You guessed it, my next biggest passion is cars. I'm a long long way off from being able to afford my dream car, but along the way I can have a little fun. My first car in Canada was a 1998 Hyundai Tiburon. I've done a huge amount of work to this car, thankfully it hasn't cost me a lot in the process. It would be best to check the project page but the car started out as stock automatic, it is now a turbo'ed manual. The next step is either rear electric drive or a second turbo engine (more likely). I can only allow myself one project car at a time, so unless I make big money or sell this one there won't be another for a while. The next car is gonna be a big block turbo in a japanese car, again a fairly cheap build.

I hate to think I'm wasting my life so sometimes I can be a little impatient or do things people regard as crazy. I used to have a huge fear of deep water, so I decided to work on it and now one of my hobbies is freediving glacial lakes. The one thing I hate the most is people who complain and do nothing about it. I have worked around quite a few of these people, it is often that they have no aspirations in life and work a "job" whereas those who do something about it want a "career". I'm a big believer in setting goals and achieving them, the biggest reason for this web site. One thing I have learnt is that failure is quite acceptable too, it means you've at least tried and hopefully learnt something in the process.

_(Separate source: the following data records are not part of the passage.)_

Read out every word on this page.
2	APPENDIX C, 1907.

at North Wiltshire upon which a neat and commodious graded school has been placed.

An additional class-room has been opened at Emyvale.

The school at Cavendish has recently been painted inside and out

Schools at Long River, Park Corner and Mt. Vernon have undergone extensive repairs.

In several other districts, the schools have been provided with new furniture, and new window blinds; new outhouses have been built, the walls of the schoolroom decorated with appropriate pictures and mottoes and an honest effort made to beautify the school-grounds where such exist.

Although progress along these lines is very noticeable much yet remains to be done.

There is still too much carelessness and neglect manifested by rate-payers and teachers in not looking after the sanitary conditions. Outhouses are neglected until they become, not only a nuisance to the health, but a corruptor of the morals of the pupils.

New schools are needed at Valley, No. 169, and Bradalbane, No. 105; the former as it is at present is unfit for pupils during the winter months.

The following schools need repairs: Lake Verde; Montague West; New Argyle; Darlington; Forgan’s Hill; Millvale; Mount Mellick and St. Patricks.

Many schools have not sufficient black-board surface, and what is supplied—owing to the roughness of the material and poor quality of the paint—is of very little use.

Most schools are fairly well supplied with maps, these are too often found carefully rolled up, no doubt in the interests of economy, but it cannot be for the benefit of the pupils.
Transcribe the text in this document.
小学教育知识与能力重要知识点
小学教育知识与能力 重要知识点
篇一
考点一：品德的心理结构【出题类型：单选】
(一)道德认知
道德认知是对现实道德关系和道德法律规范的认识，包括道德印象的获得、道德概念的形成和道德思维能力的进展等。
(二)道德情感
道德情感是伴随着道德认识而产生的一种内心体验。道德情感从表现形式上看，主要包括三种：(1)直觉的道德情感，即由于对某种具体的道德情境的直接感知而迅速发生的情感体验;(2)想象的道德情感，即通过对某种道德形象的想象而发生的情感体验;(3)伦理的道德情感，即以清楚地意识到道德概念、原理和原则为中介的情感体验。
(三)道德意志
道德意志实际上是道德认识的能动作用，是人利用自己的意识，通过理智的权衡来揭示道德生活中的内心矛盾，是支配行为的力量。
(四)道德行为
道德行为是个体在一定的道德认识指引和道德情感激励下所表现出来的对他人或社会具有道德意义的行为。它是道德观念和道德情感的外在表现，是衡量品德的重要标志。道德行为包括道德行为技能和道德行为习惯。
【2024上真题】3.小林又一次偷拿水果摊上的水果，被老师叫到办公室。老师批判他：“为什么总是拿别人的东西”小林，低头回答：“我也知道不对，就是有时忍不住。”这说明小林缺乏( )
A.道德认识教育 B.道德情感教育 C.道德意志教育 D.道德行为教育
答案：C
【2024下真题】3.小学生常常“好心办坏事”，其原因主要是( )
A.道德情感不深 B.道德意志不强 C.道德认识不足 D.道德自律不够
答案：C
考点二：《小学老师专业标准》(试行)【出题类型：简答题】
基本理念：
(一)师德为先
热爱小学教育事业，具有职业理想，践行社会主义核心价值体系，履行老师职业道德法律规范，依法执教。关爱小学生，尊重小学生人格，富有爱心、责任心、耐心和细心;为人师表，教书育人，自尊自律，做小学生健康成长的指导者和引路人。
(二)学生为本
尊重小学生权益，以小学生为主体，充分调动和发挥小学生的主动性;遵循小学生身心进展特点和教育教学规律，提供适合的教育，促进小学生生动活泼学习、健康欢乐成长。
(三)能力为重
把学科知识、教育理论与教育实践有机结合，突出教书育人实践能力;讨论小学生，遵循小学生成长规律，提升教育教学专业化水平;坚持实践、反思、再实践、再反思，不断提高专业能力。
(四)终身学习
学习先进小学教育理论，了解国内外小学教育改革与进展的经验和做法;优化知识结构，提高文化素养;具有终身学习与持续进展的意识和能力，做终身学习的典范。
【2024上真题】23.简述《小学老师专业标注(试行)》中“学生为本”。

All of my working life has been in CNC manufacturing, I can't say I love it, but it's a job. Long term I need to pursue what I'm interested in, electromechinical engineering. I'm trying to save money in order to start my education again, it's just a waiting game. I hope to start my course in the next two or three years depending on what work I do between then. In around a year I hope to have some of my bigger projects finished and aim in search for sponsorship. Other than that the work between then and now has to benefit me, hopefully no stepping backwards.


The ultimate goal is to build my own performance engines. I'll explain all of this at a later time but after I've got my career worked out I want to start building my own billet engines, not to sell, just for fun. I also mean 100% from raw materials including the electronics.


There's a fine line between genius and madness.